打ち上げ終了は午後9時45分、会場から駅まで徒歩約30分
長岡花火は2日午後7時20分に打ち上げが始まり、午後9時45分に終了した。会場はJR長岡駅から徒歩で約30分。JR東によると、東京行き最終の臨時「とき384号」(12両編成)は、通路やデッキも人でいっぱいで、予定より16分遅れの午後10時45分に出発した。
積み残された人が124人おり、JR東から連絡を受けた花火財団は事前協議に基づき、駅近くの複合施設「アオーレ長岡」のアリーナを開放した。124人は3日朝まで2階の観客席などで過ごした。花火財団とJR東はアリーナに空調を利かせ、栄養食品や飲料を配布した。体調不良を訴える人はいなかったという。
有料観覧者数は18万人、3日夜は混乱なし
花火財団によると、2日の有料観覧者数は18万人。花火は3日夜も開催されたが、目立った混乱はなかったという。

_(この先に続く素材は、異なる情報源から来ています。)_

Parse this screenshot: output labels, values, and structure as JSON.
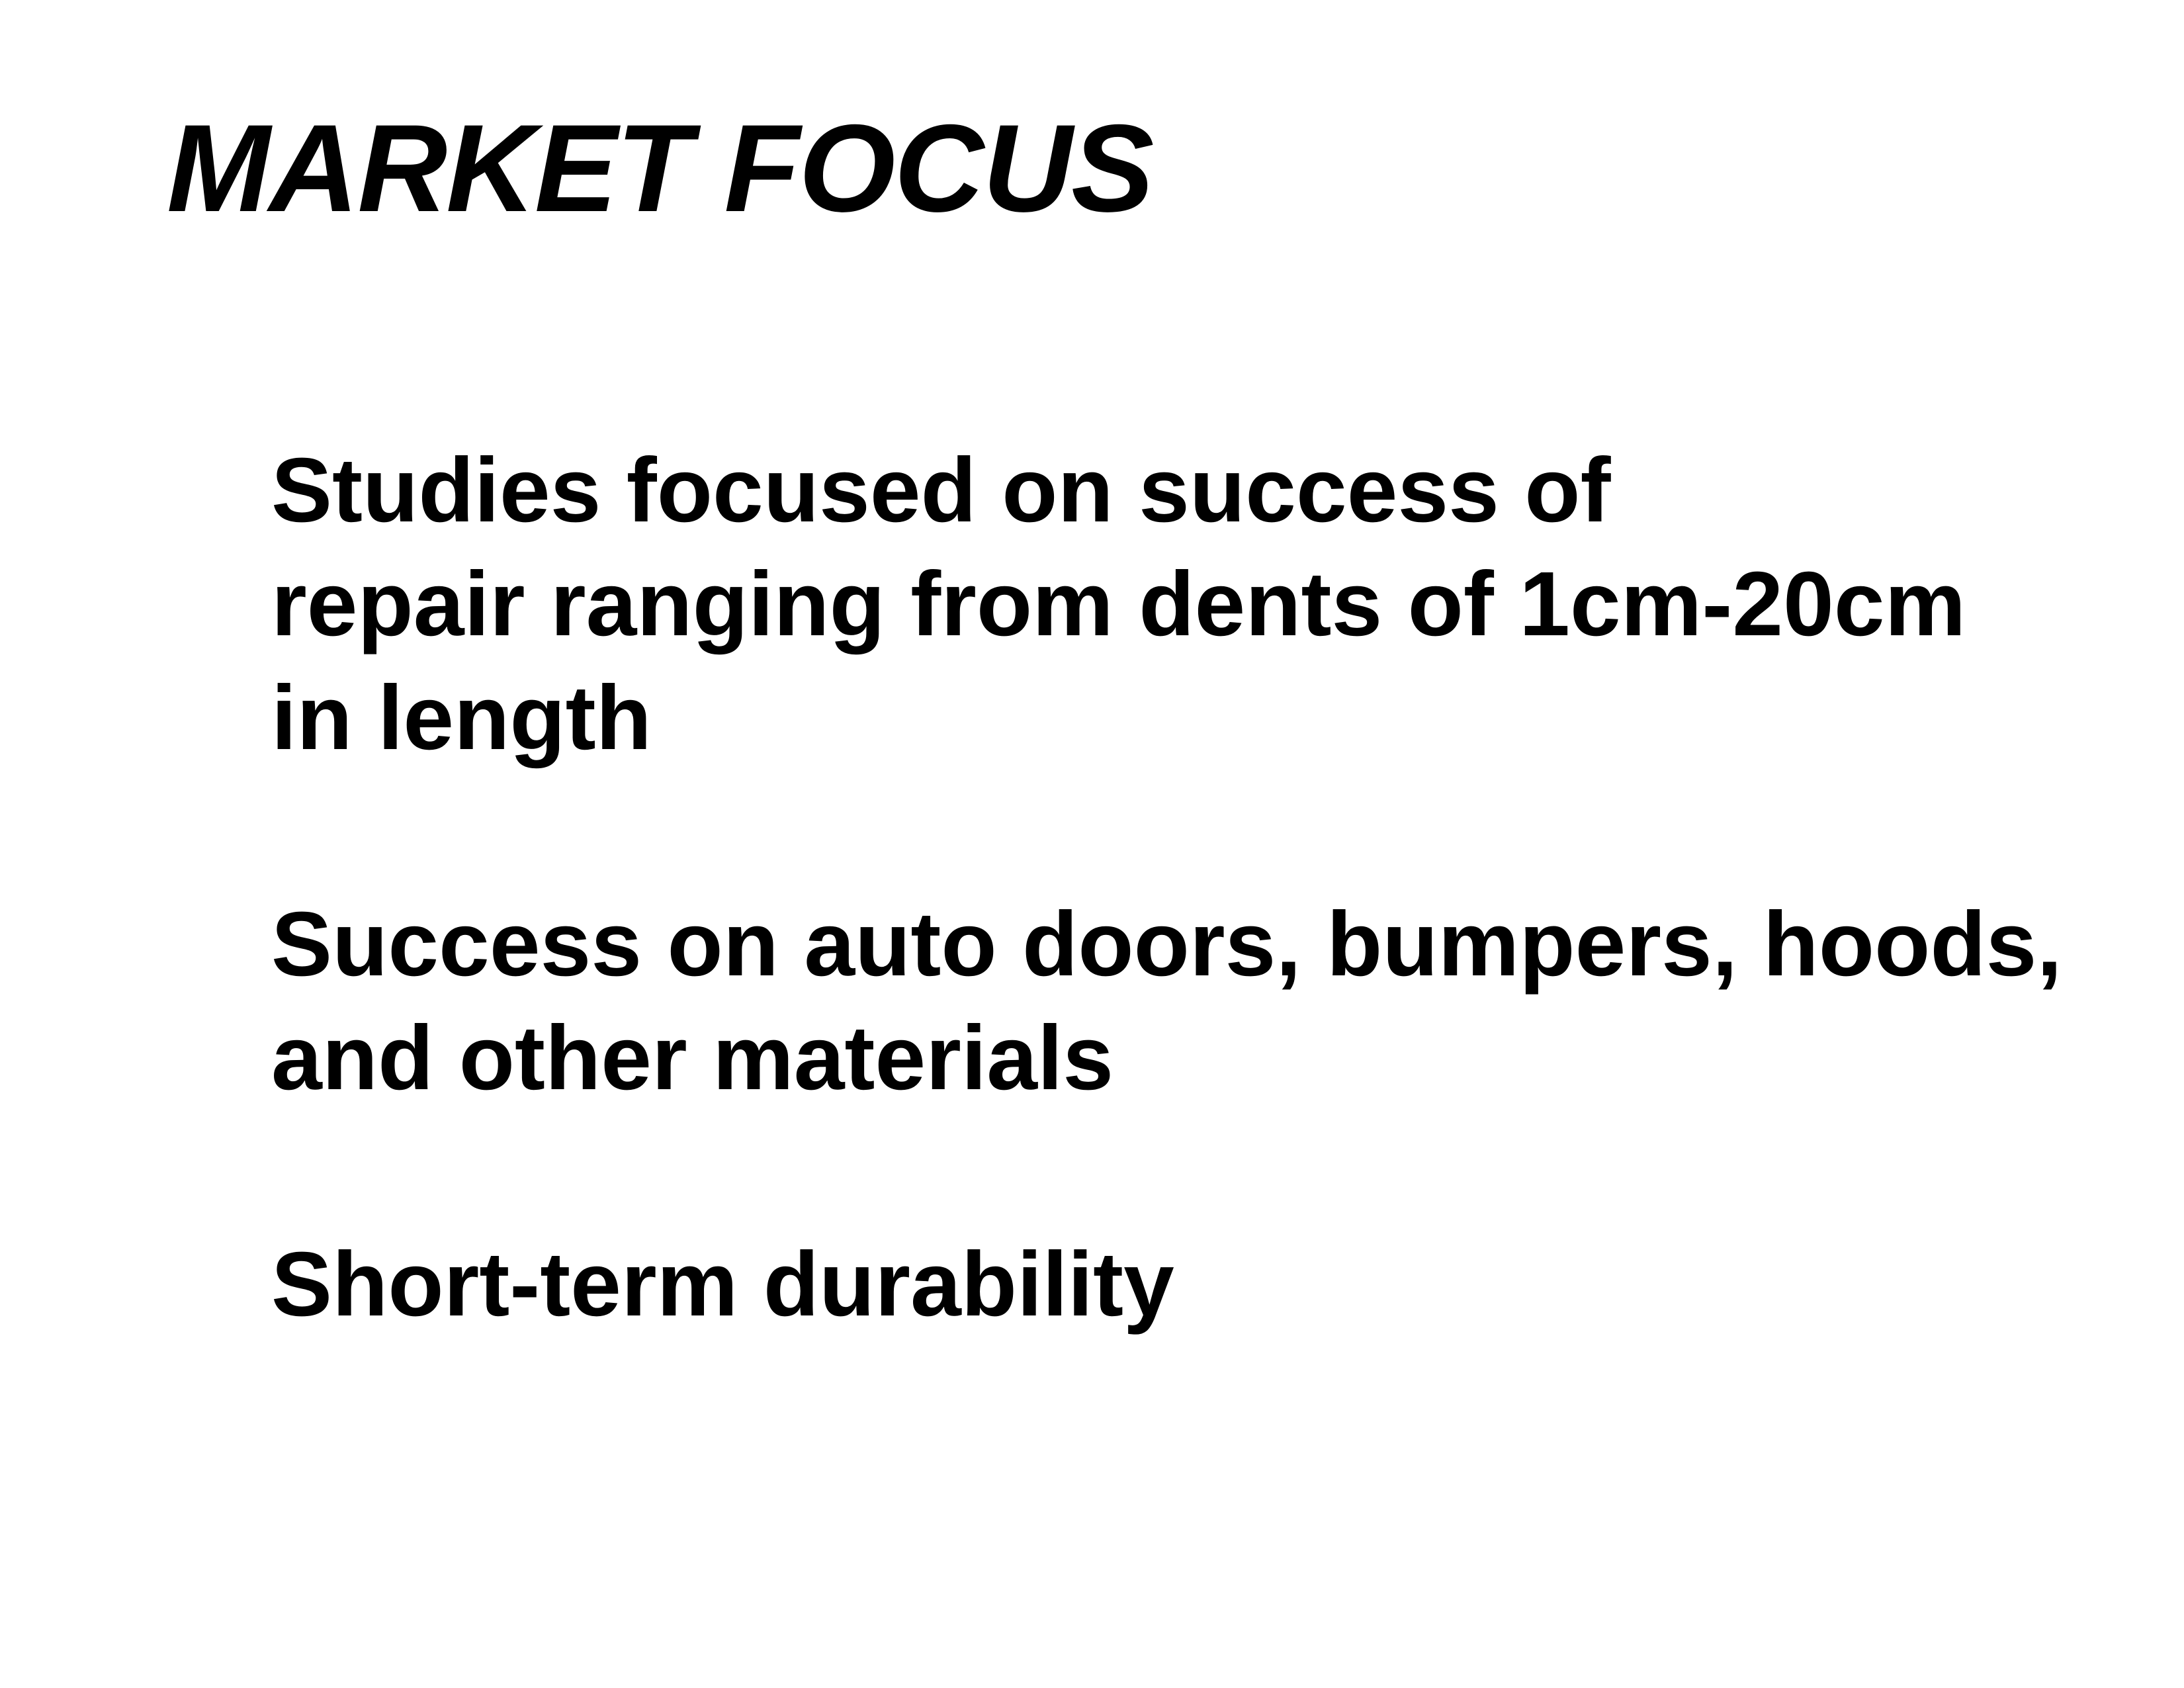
{
  "slide": {
    "title": "MARKET FOCUS",
    "points": [
      {
        "lines": [
          "Studies focused on success of",
          "repair ranging from dents of 1cm-20cm",
          "in length"
        ]
      },
      {
        "lines": [
          "Success on auto doors, bumpers, hoods,",
          "and other materials"
        ]
      },
      {
        "lines": [
          "Short-term durability"
        ]
      }
    ]
  }
}
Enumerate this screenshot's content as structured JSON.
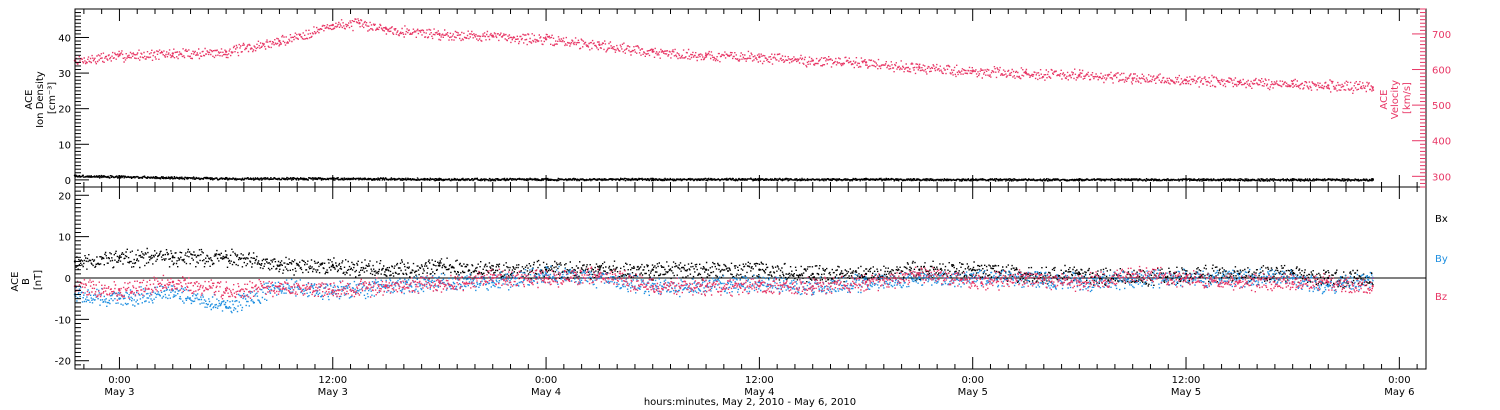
{
  "colors": {
    "black": "#000000",
    "velocity": "#e83766",
    "by": "#1f8fe0",
    "bz": "#e83766"
  },
  "x_axis": {
    "label": "hours:minutes, May  2, 2010 - May  6, 2010",
    "ticks": [
      {
        "hours": 0,
        "time": "0:00",
        "date": "May 3"
      },
      {
        "hours": 12,
        "time": "12:00",
        "date": "May 3"
      },
      {
        "hours": 24,
        "time": "0:00",
        "date": "May 4"
      },
      {
        "hours": 36,
        "time": "12:00",
        "date": "May 4"
      },
      {
        "hours": 48,
        "time": "0:00",
        "date": "May 5"
      },
      {
        "hours": 60,
        "time": "12:00",
        "date": "May 5"
      },
      {
        "hours": 72,
        "time": "0:00",
        "date": "May 6"
      }
    ]
  },
  "top_panel": {
    "left_label_lines": [
      "ACE",
      "Ion Density",
      "[cm⁻³]"
    ],
    "right_label_lines": [
      "ACE",
      "Velocity",
      "[km/s]"
    ],
    "left_ticks": [
      "0",
      "10",
      "20",
      "30",
      "40"
    ],
    "right_ticks": [
      "300",
      "400",
      "500",
      "600",
      "700"
    ]
  },
  "bottom_panel": {
    "left_label_lines": [
      "ACE",
      "B",
      "[nT]"
    ],
    "ticks": [
      "-20",
      "-10",
      "0",
      "10",
      "20"
    ],
    "legend": [
      "Bx",
      "By",
      "Bz"
    ]
  },
  "chart_data": [
    {
      "type": "scatter",
      "title": "",
      "xlabel": "hours:minutes, May  2, 2010 - May  6, 2010",
      "x_units": "hours from May 3 0:00 UT",
      "xlim": [
        -2.5,
        73.5
      ],
      "series": [
        {
          "name": "Ion Density",
          "axis": "left",
          "ylim": [
            -2,
            48
          ],
          "ylabel": "Ion Density [cm⁻³]",
          "x": [
            -2.5,
            0,
            6,
            12,
            18,
            24,
            30,
            36,
            42,
            48,
            54,
            60,
            66,
            70.5
          ],
          "y": [
            1.2,
            1.0,
            0.5,
            0.5,
            0.3,
            0.3,
            0.3,
            0.3,
            0.3,
            0.2,
            0.2,
            0.2,
            0.2,
            0.2
          ]
        },
        {
          "name": "Velocity",
          "axis": "right",
          "ylim": [
            270,
            770
          ],
          "ylabel": "Velocity [km/s]",
          "x": [
            -2.5,
            0,
            3,
            6,
            9,
            12,
            13.5,
            15,
            18,
            21,
            24,
            27,
            30,
            33,
            36,
            39,
            42,
            45,
            48,
            51,
            54,
            57,
            60,
            63,
            66,
            68,
            70.5
          ],
          "y": [
            625,
            640,
            645,
            650,
            680,
            725,
            730,
            715,
            700,
            695,
            685,
            670,
            650,
            640,
            635,
            625,
            620,
            605,
            595,
            590,
            585,
            575,
            570,
            565,
            560,
            555,
            550
          ]
        }
      ]
    },
    {
      "type": "scatter",
      "title": "",
      "xlabel": "hours:minutes, May  2, 2010 - May  6, 2010",
      "x_units": "hours from May 3 0:00 UT",
      "xlim": [
        -2.5,
        73.5
      ],
      "ylim": [
        -22,
        22
      ],
      "ylabel": "B [nT]",
      "series": [
        {
          "name": "Bx",
          "x": [
            -2.5,
            0,
            3,
            6,
            9,
            12,
            15,
            18,
            21,
            24,
            27,
            30,
            33,
            36,
            39,
            42,
            45,
            48,
            51,
            54,
            57,
            60,
            63,
            66,
            68,
            70.5
          ],
          "y": [
            4,
            5,
            5,
            5,
            3,
            3,
            2,
            3,
            2,
            2,
            2,
            2,
            2,
            2,
            1,
            1,
            2,
            2,
            1,
            1,
            0,
            1,
            1,
            1,
            0,
            0
          ]
        },
        {
          "name": "By",
          "x": [
            -2.5,
            0,
            3,
            6,
            9,
            12,
            15,
            18,
            21,
            24,
            27,
            30,
            33,
            36,
            39,
            42,
            45,
            48,
            51,
            54,
            57,
            60,
            63,
            66,
            68,
            70.5
          ],
          "y": [
            -4,
            -5,
            -3,
            -7,
            -2,
            -3,
            -2,
            -1,
            -1,
            1,
            0,
            -2,
            -2,
            -1,
            -2,
            -1,
            0,
            0,
            0,
            -1,
            0,
            0,
            0,
            0,
            -2,
            0
          ]
        },
        {
          "name": "Bz",
          "x": [
            -2.5,
            0,
            3,
            6,
            9,
            12,
            15,
            18,
            21,
            24,
            27,
            30,
            33,
            36,
            39,
            42,
            45,
            48,
            51,
            54,
            57,
            60,
            63,
            66,
            68,
            70.5
          ],
          "y": [
            -2,
            -3,
            -1,
            -3,
            -2,
            -3,
            -2,
            -1,
            0,
            0,
            1,
            -2,
            -2,
            -2,
            -2,
            -1,
            1,
            -1,
            0,
            -1,
            1,
            0,
            -1,
            -1,
            -1,
            -2
          ]
        }
      ]
    }
  ]
}
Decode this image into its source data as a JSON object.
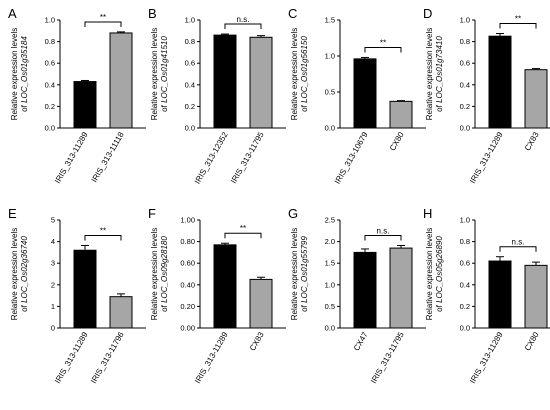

今年は名物の「復興祈願花火フェニックス」の打ち上げ時間が昨年より30分遅い午後8時45分となり、最終花火の打ち上げも15分繰り下げられた。花火財団は「フェニックスを遅らせて、終了を待たずに帰るタイミングをつくり、混雑を分散させる目的だった。最終新幹線への影響は今後の課題だ」と説明する。
JR東は「最終新幹線に乗れなかった客が発生した原因は、プログラムの変更や曜日配列の可能性もあるが、今後の検証が必要だ」としている。